For instance, he and his team report in the EPSL paper, which was first published online on 8 January, that they measured the hydrogen isotope ratios of their methane samples, which had not been done previously in these cave environments, according to Webster. To be able to do so, Webster told Eos, the scientists custom built an inlet for a gas chromatograph–isotope ratio mass spectrometer and used the inlet to preconcentrate the methane. “Preconcentration is necessary because methane is at such low abundance in air” and even less abundant in cave air, Webster explained. Ultimately, the researchers found the isotopic signature of methanotrophic bacteria, which led them to conclude that those bacteria were the cause of the methane loss.
The scientists’ novel approach also helped them to solve another mystery. It turns out that the team observed at least two sources of methane entering some of the caves: The main source was the atmosphere outside of the cave, but a minor contribution also came from two different microbial biochemistries. “That was very surprising,” said Webster, given that researchers have previously observed such processes co-occurring only in lake or fen environments.
David Mattey, an isotope geochemist at Royal Holloway, University of London, in the United Kingdom, saluted the advance of using hydrogen isotopes to fingerprint different methanogenic sources. Mattey, an original proposer of the microbial depletion pathway who was not involved with the new cave study, noted that the findings by Webster and his team confirm his earlier work.

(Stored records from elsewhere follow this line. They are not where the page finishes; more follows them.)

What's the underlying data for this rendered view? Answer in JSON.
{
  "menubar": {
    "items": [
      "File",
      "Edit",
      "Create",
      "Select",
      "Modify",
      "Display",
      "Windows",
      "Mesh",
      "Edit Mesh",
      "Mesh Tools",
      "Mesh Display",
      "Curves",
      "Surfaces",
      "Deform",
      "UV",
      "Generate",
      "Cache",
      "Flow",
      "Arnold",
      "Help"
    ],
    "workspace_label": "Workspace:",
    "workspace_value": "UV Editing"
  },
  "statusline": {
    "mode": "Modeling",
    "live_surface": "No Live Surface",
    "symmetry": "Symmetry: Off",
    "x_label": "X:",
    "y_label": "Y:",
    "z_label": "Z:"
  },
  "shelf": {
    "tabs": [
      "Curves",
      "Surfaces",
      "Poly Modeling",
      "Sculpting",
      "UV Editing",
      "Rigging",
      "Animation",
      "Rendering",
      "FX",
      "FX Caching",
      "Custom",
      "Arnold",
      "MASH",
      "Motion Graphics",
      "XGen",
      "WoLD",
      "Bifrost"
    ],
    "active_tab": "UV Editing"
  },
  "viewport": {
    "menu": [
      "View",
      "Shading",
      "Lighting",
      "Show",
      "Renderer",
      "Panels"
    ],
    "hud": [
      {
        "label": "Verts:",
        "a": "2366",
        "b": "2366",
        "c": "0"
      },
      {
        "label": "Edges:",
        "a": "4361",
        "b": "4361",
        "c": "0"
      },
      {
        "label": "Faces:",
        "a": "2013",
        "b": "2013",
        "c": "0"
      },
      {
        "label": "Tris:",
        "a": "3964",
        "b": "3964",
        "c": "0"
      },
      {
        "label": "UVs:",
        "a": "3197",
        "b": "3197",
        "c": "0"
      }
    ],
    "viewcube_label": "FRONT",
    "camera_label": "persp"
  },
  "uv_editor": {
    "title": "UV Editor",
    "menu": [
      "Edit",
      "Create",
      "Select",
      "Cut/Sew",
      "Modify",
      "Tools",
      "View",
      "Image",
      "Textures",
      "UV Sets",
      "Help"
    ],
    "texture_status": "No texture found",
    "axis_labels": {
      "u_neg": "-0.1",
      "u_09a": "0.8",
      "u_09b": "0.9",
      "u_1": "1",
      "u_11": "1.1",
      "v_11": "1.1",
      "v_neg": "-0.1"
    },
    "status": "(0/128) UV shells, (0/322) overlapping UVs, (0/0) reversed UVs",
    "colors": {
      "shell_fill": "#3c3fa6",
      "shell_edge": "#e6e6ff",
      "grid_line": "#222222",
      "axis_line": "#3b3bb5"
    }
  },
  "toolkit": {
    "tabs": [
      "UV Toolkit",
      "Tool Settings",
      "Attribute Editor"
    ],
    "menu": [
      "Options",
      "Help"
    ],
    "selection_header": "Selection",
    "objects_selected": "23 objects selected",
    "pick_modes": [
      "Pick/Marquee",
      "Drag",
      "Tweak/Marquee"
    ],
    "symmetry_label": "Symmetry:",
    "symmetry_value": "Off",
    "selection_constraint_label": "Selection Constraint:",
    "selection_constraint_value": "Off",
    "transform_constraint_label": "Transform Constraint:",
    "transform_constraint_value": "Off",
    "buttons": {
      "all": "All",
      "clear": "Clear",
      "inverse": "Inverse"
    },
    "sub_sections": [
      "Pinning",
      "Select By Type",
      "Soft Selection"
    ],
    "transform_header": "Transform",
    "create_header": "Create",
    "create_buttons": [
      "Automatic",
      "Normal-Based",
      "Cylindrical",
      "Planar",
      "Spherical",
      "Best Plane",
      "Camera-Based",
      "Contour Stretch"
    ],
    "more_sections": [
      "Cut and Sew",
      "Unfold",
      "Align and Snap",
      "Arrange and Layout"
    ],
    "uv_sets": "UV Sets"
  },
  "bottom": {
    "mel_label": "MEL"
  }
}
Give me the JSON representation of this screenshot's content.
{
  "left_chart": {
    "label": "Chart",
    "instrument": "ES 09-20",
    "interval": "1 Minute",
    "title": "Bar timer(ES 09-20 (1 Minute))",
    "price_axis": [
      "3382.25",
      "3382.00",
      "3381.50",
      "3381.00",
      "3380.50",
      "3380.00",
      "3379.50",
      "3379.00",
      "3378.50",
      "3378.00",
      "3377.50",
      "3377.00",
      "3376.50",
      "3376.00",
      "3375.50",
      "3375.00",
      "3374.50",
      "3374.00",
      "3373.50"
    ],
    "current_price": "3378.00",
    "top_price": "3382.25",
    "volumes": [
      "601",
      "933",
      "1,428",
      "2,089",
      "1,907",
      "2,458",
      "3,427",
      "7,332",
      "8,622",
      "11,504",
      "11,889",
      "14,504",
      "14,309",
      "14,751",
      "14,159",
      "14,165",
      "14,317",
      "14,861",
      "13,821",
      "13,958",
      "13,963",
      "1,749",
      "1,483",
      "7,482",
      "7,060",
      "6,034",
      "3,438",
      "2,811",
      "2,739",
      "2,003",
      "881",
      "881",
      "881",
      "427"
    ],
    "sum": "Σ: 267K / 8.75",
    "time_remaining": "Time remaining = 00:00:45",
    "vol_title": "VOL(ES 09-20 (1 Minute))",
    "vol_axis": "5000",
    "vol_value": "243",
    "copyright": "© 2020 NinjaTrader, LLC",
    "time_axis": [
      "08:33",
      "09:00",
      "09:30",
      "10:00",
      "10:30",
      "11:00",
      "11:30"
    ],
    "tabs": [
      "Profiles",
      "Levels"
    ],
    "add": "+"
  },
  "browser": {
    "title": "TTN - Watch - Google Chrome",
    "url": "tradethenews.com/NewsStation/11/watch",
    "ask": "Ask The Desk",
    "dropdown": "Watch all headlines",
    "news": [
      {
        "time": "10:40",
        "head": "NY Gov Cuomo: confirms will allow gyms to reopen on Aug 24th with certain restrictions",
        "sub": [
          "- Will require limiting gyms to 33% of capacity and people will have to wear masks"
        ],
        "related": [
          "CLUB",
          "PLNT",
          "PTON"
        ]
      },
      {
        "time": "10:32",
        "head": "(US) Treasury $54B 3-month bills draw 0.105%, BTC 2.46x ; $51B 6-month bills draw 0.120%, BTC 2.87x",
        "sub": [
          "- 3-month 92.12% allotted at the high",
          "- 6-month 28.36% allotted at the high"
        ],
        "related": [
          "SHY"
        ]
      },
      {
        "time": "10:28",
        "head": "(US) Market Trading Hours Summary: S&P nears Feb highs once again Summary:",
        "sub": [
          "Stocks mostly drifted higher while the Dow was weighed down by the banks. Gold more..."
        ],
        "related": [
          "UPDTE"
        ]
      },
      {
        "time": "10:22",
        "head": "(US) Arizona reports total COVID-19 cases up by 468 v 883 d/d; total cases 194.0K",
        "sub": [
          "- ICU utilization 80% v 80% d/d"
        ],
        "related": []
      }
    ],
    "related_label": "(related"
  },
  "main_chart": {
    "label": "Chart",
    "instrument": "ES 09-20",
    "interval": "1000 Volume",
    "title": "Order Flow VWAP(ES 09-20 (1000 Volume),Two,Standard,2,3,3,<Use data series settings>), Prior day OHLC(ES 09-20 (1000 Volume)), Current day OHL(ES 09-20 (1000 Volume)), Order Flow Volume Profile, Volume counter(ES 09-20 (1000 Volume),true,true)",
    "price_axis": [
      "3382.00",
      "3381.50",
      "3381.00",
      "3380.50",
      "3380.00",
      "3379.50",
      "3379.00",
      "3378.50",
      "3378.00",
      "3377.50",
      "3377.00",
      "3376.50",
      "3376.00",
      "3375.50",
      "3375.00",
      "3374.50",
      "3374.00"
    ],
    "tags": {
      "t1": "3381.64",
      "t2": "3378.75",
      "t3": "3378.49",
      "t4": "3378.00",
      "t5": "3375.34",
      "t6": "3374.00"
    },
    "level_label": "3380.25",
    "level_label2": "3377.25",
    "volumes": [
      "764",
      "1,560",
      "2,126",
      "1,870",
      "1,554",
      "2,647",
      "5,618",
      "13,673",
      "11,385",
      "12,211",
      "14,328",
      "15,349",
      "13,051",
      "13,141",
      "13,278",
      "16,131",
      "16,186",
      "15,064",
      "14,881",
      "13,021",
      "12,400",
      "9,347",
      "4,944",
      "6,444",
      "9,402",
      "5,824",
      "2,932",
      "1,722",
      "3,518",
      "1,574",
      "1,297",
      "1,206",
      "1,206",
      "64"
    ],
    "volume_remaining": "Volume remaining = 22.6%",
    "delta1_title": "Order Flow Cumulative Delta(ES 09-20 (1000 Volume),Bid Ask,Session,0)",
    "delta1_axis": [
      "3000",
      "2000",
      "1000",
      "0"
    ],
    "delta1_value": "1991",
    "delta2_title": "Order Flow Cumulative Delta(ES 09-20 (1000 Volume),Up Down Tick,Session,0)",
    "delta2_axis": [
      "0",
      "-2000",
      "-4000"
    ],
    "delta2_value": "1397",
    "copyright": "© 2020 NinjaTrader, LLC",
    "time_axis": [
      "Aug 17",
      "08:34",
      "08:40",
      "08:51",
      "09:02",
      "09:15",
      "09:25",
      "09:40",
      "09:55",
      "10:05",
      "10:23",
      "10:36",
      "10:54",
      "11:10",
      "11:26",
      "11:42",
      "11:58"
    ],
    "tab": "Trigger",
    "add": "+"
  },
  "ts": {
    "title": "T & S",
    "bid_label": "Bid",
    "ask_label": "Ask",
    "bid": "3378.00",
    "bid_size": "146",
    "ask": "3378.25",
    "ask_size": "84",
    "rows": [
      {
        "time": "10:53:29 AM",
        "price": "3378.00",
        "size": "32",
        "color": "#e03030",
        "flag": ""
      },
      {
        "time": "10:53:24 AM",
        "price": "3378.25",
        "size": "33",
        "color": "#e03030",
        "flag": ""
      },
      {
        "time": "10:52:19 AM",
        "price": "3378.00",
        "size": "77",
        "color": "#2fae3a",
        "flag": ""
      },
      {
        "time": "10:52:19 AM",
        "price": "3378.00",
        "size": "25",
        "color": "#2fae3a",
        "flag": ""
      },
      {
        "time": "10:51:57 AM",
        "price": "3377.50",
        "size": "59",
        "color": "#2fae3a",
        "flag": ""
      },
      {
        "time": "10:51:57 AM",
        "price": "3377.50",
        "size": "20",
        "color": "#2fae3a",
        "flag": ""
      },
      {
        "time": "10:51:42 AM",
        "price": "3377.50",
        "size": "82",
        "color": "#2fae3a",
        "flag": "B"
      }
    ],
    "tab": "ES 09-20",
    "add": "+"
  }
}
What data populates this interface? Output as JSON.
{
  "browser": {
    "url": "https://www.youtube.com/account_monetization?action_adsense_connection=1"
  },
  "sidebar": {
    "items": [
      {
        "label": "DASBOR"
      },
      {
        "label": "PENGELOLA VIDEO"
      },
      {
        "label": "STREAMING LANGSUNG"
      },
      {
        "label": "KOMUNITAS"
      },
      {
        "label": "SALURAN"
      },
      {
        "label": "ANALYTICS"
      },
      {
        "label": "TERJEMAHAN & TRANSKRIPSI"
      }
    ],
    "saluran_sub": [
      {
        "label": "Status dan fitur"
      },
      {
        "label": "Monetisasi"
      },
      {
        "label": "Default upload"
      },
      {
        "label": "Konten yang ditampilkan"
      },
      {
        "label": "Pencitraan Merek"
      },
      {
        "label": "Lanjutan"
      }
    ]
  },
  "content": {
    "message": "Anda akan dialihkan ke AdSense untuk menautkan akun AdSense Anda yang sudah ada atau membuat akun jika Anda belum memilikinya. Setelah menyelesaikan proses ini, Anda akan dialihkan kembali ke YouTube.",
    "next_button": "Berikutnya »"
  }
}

The fact that nearly all of the studied caves consumed methane suggests to Webster that caves in general do the same. “There is nothing unusual about methane consumption in caves or the minor processes of methane production we observed,” he said. On the basis of their measurements, he and his coauthors contend in their paper that karst environments reduce methane’s atmospheric concentrations worldwide. Because the microbial sources of methane were minor, those emissions did little to offset the net loss of methane in the caves. The next step is to figure out how large the losses are, Webster said.
Mattey needs more evidence. “You have to be careful claiming that it might have a global impact,” he said, “because it’s very, very difficult to upscale it from just one or two measurements.” He advised more long-term monitoring as well as reaching a better understanding of fluxes and how the caves are connected to the atmosphere.